Хаос (ЛП) - Шоу Джейми. Страница 51
— Сегодня ты выглядел потрясающе на сцене, — говорю я с маниакальным безрассудством в голосе, которое, надеюсь, он не слышит. Я смело протягиваю руку и запускаю пальцы в его волосы, дикая энергия гудит в моих венах и угрожает заставить мои пальцы дрожать.
Было бы легко противостоять ему, и ему было бы легко лгать. Я бы выглядела абсолютно сумасшедшей, как еще одна из презренных фанаток, которых он, я уверена, собирал годами. Шон мог отрицать все — каждый поцелуй, каждое прикосновение, каждое слово… каждую чертову вещь, которую я была достаточно глупа, возведя в нечто значимое. И, честно говоря, я не сомневаюсь, кому поверят остальные ребята. Забытой маленькой девочке из старшей школы? Или их лучшему другу с незапамятных времен?
Ага. Без вариантов.
Так что вместо того, чтобы кричать, плакать и бить Шона коленом в значимое место, я запутываюсь пальцами в его волосах, сверкая ему дерзкой улыбкой, полной дурных намерений. И когда зеленое пламя в его глазах вспыхивает, я могу сказать, что он неверно истолковывает каждый мой жест.
Мои пальцы все еще крутятся, когда его губы опускаются на мои. Он целует меня так же, как и прошлой ночью, и от осознания этого я отстраняюсь, но медленно.
— Можешь себе представить, сколько раз мы бы уже переспали, если бы ты знал о моей влюбленности в тебя в старших классах? — шепчу я, внимательно наблюдая за его реакцией и стараясь не слишком надеяться.
Я даю ему возможность признаться во всем. Все эти месяцы всё, что ему нужно было сделать, это сказать мне правду и всего одно слово. «Прости» — это все, что мне нужно было услышать, чтобы простить его, и я даю ему последний шанс сказать это.
Его пылающий взгляд встречается с моим на расстоянии нескольких сантиметров, и я наблюдаю, как он тускнеет и трезвеет. Теперь, когда я знаю, что искать, я замечаю это — узнавание.
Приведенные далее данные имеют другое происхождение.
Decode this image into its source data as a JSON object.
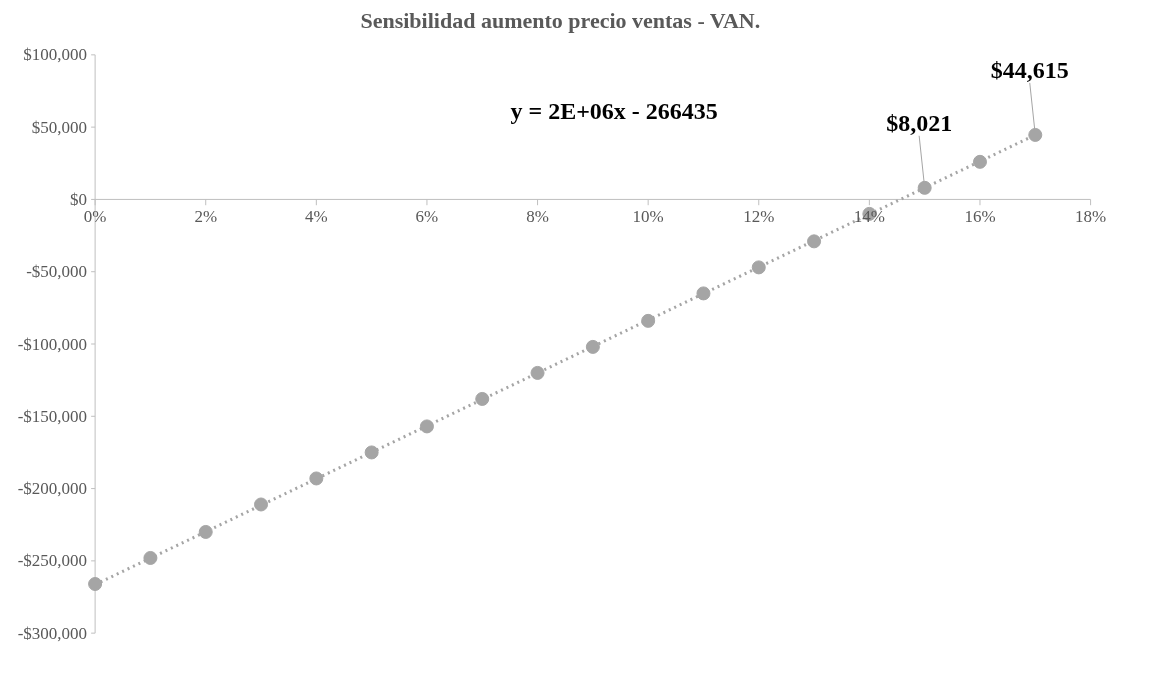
{
  "chart_data": {
    "type": "scatter",
    "title": "Sensibilidad aumento precio ventas - VAN.",
    "x": [
      0,
      0.01,
      0.02,
      0.03,
      0.04,
      0.05,
      0.06,
      0.07,
      0.08,
      0.09,
      0.1,
      0.11,
      0.12,
      0.13,
      0.14,
      0.15,
      0.16,
      0.17
    ],
    "series": [
      {
        "color": "#a5a5a5",
        "values": [
          -266000,
          -248000,
          -230000,
          -211000,
          -193000,
          -175000,
          -157000,
          -138000,
          -120000,
          -102000,
          -84000,
          -65000,
          -47000,
          -29000,
          -10000,
          8021,
          26000,
          44615
        ],
        "value_labels": [
          null,
          null,
          null,
          null,
          null,
          null,
          null,
          null,
          null,
          null,
          null,
          null,
          null,
          null,
          null,
          "$8,021",
          null,
          "$44,615"
        ]
      },
      {
        "type": "line",
        "color": "#a5a5a5",
        "line_style": "dotted",
        "marker": "none",
        "x": [
          0,
          0.17
        ],
        "values": [
          -266435,
          44615
        ]
      }
    ],
    "marker": "circle",
    "annotations": [
      "y = 2E+06x - 266435"
    ],
    "xlim": [
      0,
      0.18
    ],
    "xticks": [
      {
        "value": 0,
        "label": "0%"
      },
      {
        "value": 0.02,
        "label": "2%"
      },
      {
        "value": 0.04,
        "label": "4%"
      },
      {
        "value": 0.06,
        "label": "6%"
      },
      {
        "value": 0.08,
        "label": "8%"
      },
      {
        "value": 0.1,
        "label": "10%"
      },
      {
        "value": 0.12,
        "label": "12%"
      },
      {
        "value": 0.14,
        "label": "14%"
      },
      {
        "value": 0.16,
        "label": "16%"
      },
      {
        "value": 0.18,
        "label": "18%"
      }
    ],
    "ylim": [
      -300000,
      100000
    ],
    "yticks": [
      {
        "value": -300000,
        "label": "-$300,000"
      },
      {
        "value": -250000,
        "label": "-$250,000"
      },
      {
        "value": -200000,
        "label": "-$200,000"
      },
      {
        "value": -150000,
        "label": "-$150,000"
      },
      {
        "value": -100000,
        "label": "-$100,000"
      },
      {
        "value": -50000,
        "label": "-$50,000"
      },
      {
        "value": 0,
        "label": "$0"
      },
      {
        "value": 50000,
        "label": "$50,000"
      },
      {
        "value": 100000,
        "label": "$100,000"
      }
    ],
    "grid": false
  }
}
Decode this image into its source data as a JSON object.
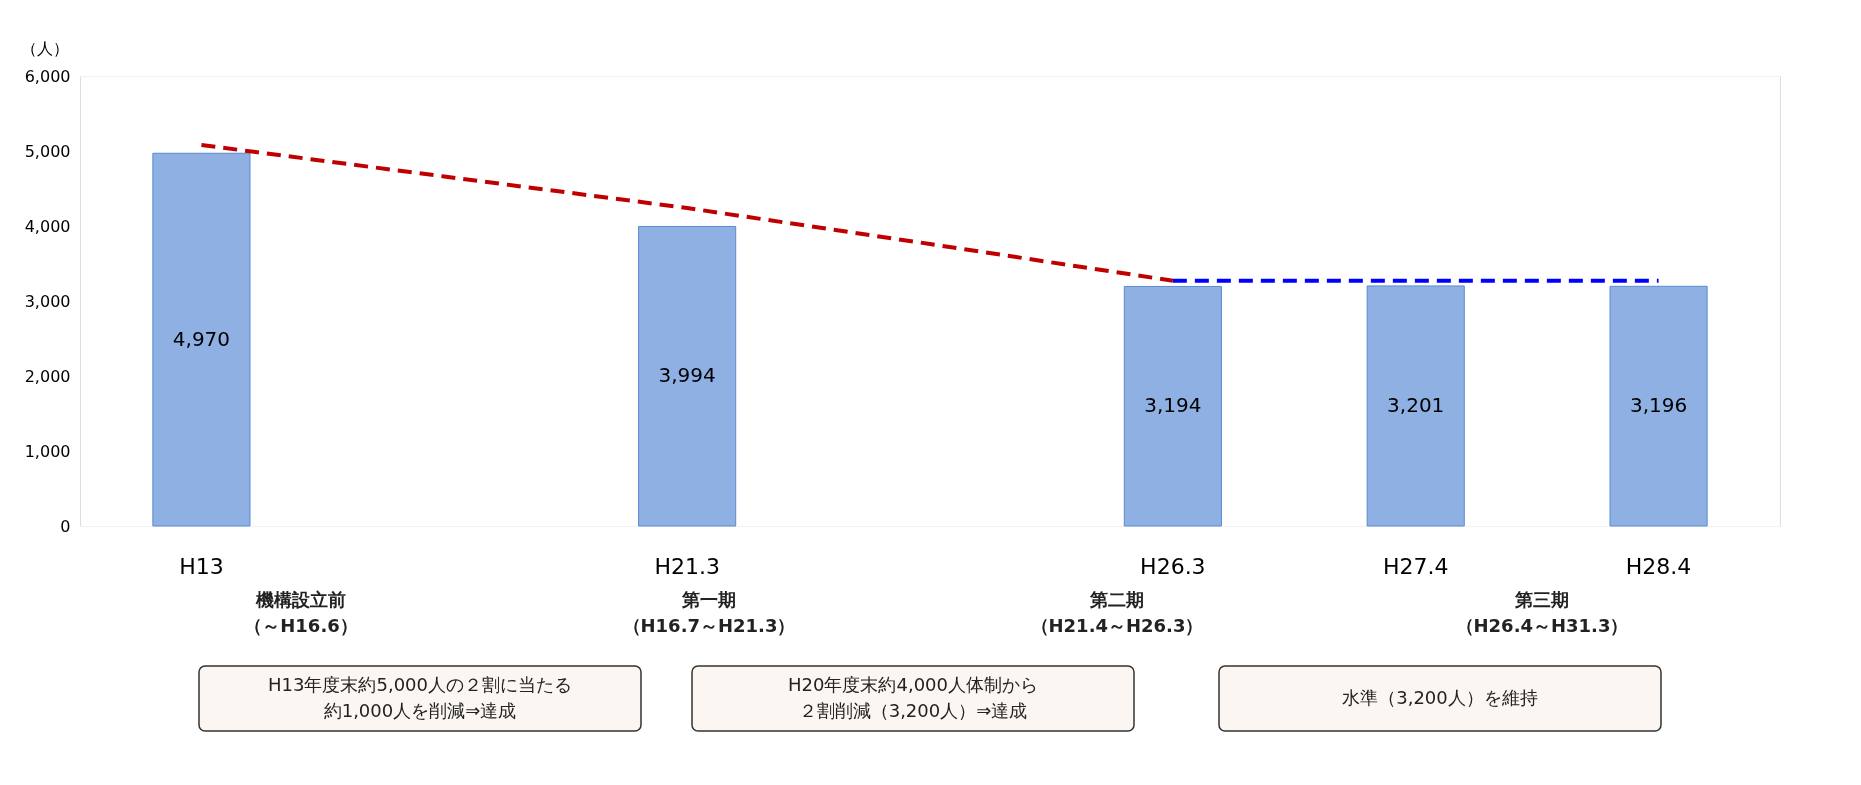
{
  "chart_data": {
    "type": "bar",
    "ylabel": "（人）",
    "categories": [
      "H13",
      null,
      "H21.3",
      null,
      "H26.3",
      "H27.4",
      "H28.4"
    ],
    "series": [
      {
        "color": "#8fb0e3",
        "values": [
          4970,
          null,
          3994,
          null,
          3194,
          3201,
          3196
        ],
        "value_labels": [
          "4,970",
          null,
          "3,994",
          null,
          "3,194",
          "3,201",
          "3,196"
        ]
      },
      {
        "type": "line",
        "color": "#c00000",
        "line_style": "dashed",
        "values": [
          5080,
          4660,
          4240,
          3760,
          3270,
          null,
          null
        ]
      },
      {
        "type": "line",
        "color": "#0000ff",
        "line_style": "dashed",
        "values": [
          null,
          null,
          null,
          null,
          3270,
          3270,
          3270
        ]
      }
    ],
    "ylim": [
      0,
      6000
    ],
    "yticks": [
      {
        "value": 0,
        "label": "0"
      },
      {
        "value": 1000,
        "label": "1,000"
      },
      {
        "value": 2000,
        "label": "2,000"
      },
      {
        "value": 3000,
        "label": "3,000"
      },
      {
        "value": 4000,
        "label": "4,000"
      },
      {
        "value": 5000,
        "label": "5,000"
      },
      {
        "value": 6000,
        "label": "6,000"
      }
    ],
    "grid": "y",
    "annotations": [
      "機構設立前",
      "（～H16.6）",
      "第一期",
      "（H16.7～H21.3）",
      "第二期",
      "（H21.4～H26.3）",
      "第三期",
      "（H26.4～H31.3）",
      "H13年度末約5,000人の２割に当たる",
      "約1,000人を削減⇒達成",
      "H20年度末約4,000人体制から",
      "２割削減（3,200人）⇒達成",
      "水準（3,200人）を維持"
    ]
  }
}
Он снова целует меня, и я замечаю, что это тоже отвлекающий маневр. Надежда в моей груди тускнеет, и я снова отстраняюсь.
— Знаешь, я уже думал об этом. — Он смотрит на меня, а я смотрю на него в ответ, пытаясь увидеть в нем того парня, который был со мной прошлой ночью, а не того, кто лгал мне в лицо четыре с половиной месяца подряд. — О том, каково это, быть с тобой… Держу пари, мы были бы великолепны.
Я отчаянно хочу, чтобы он просто признал это — сказал мне, что я не забыта, сказал, что я стою того, чтобы меня помнить, заставил меня поверить, что всегда помнил обо мне.
— У нас все великолепно сейчас, — говорит Шон, и на этот раз, когда его пальцы путаются в моих волосах, он не отстраняется. То, как он целует меня, заставляет меня притворяться. Я чувствую, что начинаю падать — начинаю забывать, прощать — и единственный способ спасти себя — это укусить. Сильно.
— Черт! — Он отскакивает от меня, прижимая руку ко рту. Он смотрит на меня как на одержимую, и, возможно, так оно и есть, потому что все, что я могу сделать, это тупо смотреть на него. Как будто вижу его впервые, чужими глазами.
— Какого черта это было? — Он вытирает большим пальцем нижнюю губу и смотрит на полоску красной крови, которая осталась на линиях отпечатка его большого пальца.
— Наверное, я увлеклась.
Его темные брови плотно сдвинуты в мою сторону, когда ближайшая занавеска распахивается, и Джоэль избавляет меня от необходимости объясняться дальше.
— Какого черта ты тут орешь?
Рваные джинсы Шона покрываются красными пятнами, когда он проводит по ним большим пальцем.
— Ничего. Я прикусил губу.
Еще одна ложь. Она так легко слетает с его языка, что у меня закипает кровь.
— Ла-а-адно… — Джоэль смотрит туда-сюда между нами — то на Шона, уставившегося на призрак, в которого я превратилась, то на меня, чувствующую на языке вкус его крови. — Чем вы тут занимаетесь, ребята?
— Очевидно, у нас еще одно тайное свидание, — легкомысленно отвечаю я, и Джоэль понятия не имеет, насколько я честна, когда отмахивается от меня.
— Ха-ха. А если серьезно?
— Гадаем, куда подевался Водила, — отвечает за меня Шон, но я уже ухожу от его лживого языка в заднюю часть автобуса.
В ванной комнате моя спина скользит вниз по закрытой двери, пока задница не падает на пол, и земля перестает уходить у меня из-под ног.
Жалкая.
Доступная.
Шон бросил меня, после того как использовал шесть лет назад, а теперь? Наше последнее шоу состоится завтра вечером. Еще один день в туре… и что потом? Мы когда-нибудь всем расскажем? Он сказал, что расскажем, но никогда не говорил, когда именно, а даже если бы и сказал, это не имело бы значения.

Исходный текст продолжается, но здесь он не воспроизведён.